Comment faire pour tenir une ligne éditoriale tout en ouvrant la porte au journalisme participatif que constituent les réseaux sociaux?
D'abord, rappelons qu'il y a eu un grand changement dans le monde de la presse. Quand j'ai commencé, en 1995, la presse était en situation monopolistique. Nous étions les seuls, avec quelques professions dont le trading financier, à obtenir les informations d'agences. Les gens étaient au rendez-vous: ils achetaient le journal le matin, écoutaient la radio et regardaient la télévision. Et puis, avec l'émergence des réseaux sociaux, où les gens produisent de l'information eux-mêmes et sélectionnent celle des médias standard, tout a volé en éclat. Il faut aussi comprendre ceci: si, sur les réseaux sociaux, vous avez un bon fil, avec des bons amis qui font de bons choix, quelque part, vous devenez le rédacteur en chef du contenu que vous souhaitez recevoir chaque jour. C'est un changement très important. Mais aussi un challenge des plus excitants pour la presse traditionnelle. Il faut donc en tirer les bons côtés.
Lesquels?
C'est une plateforme de discussion importante. Jusqu'à présent, le journaliste écrivait son article, posait sa signature en bas de celui-ci et son travail était fini. Désormais, il faut ouvrir les commentaires, converser avec les lecteurs. Leur répondre.

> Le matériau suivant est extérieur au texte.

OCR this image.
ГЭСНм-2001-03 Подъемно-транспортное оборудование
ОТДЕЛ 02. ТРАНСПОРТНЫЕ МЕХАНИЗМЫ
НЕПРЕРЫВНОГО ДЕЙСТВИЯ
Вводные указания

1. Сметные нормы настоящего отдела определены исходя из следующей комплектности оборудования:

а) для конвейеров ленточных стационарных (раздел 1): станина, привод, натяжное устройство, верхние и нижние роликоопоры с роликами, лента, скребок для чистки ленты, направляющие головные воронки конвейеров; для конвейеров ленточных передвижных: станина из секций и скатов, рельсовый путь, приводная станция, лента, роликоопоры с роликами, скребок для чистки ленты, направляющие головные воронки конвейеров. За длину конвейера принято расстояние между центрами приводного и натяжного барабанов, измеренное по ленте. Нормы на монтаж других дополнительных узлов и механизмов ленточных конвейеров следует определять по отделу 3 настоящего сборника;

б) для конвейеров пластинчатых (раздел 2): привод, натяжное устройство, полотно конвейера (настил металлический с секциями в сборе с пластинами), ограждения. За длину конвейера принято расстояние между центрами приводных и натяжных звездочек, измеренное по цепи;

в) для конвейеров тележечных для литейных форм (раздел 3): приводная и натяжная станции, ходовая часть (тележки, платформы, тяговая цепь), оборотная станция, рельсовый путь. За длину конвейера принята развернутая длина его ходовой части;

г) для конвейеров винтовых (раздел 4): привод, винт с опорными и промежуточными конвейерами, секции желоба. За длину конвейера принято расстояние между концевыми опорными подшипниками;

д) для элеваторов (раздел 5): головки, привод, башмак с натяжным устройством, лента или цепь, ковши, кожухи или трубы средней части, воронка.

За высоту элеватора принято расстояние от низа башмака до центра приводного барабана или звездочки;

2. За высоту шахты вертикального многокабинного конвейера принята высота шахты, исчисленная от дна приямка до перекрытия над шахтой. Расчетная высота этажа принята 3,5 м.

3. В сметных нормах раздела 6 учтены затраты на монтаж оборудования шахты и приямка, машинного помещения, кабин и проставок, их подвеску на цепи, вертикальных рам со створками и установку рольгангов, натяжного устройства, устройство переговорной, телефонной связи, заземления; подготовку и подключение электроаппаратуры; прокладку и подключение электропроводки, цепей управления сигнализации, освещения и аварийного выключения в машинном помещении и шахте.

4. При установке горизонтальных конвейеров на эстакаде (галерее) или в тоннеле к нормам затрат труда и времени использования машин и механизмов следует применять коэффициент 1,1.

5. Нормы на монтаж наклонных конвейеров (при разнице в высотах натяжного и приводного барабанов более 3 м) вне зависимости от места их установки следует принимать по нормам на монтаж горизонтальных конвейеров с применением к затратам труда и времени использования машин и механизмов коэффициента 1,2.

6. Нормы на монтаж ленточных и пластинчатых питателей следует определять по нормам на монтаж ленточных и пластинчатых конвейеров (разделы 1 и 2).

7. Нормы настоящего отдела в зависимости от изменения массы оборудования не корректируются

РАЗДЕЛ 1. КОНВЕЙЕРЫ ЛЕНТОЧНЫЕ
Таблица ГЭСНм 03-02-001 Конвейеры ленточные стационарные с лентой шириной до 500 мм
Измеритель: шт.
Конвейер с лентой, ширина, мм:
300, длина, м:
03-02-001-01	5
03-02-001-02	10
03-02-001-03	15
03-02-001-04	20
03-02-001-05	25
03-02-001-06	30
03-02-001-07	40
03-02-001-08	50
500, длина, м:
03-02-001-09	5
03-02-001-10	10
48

Vous le faites, vous-même?
Oui, bien sûr. Mais cela ne se passe pas toujours comme on le souhaiterait: parfois, quand les commentaires deviennent outranciers, que les commentateurs finissent par s'engueuler entre eux, il ne sert à rien que le journaliste vienne répliquer. Ce n'est donc pas toujours évident, mais on essaie car il faut entrer en conversation avec notre communauté de lecteurs, de tous âges et toutes professions.
Cela suffira-t-il?
Je nuance: si les réseaux sociaux sont très importants, je crois également en leur pendant, les réseaux réels.
C'est-à-dire?
Aller à la rencontre des gens dans des conditions réelles, par le biais d'événements. C'est ce que nous mettons progressivement en place au "Temps": organiser des tables rondes, des conférences, des master class avec des artistes, des séminaires sur des questions importantes. Certains événements gratuits, d'autres payants. Il faut se rencontrer et échanger.
Revenons-en aux réseaux sociaux: avec leur avènement, on voit des anciens "garde-fous" qui agissaient comme filtre exploser. La presse ne risque-t-elle pas d'être dépassée en s'ouvrant trop au journalisme participatif?
Eh bien, on dit ici et là que les réseaux sociaux ne s'intéressent qu'à la futilité. Je crois définitivement que ce n'est pas vrai. Quantité de lecteurs qui arrivent sur notre site sont passés par les réseaux sociaux où des communautés de lecteurs ont partagé des informations. Notre audience attend toujours qu'on lui propose du contenu fouillé, travaillé. D'ailleurs, je suis persuadé que la valeur du journaliste, dans cette époque où la technologie permet à tout le monde de dire tout et son contraire, est à la hausse. Un journaliste qui sait collecter des faits, les analyser, faire une synthèse, bref, faire son travail, joue un rôle fondamental pour la démocratie.
Pourtant, les journalistes ont parfois aussi mauvaise réputation que les politiciens ou les grands patrons...
C'est vrai que notre profession est challengée dans de nombreux pays, tout comme les politiciens ou les patrons d'entreprise. Mais c'est en cela que l'époque est intéressante: nous devons, par la proximité et le travail sérieux, prouver que nous sommes indispensables. Nous ne pouvons plus être snobs.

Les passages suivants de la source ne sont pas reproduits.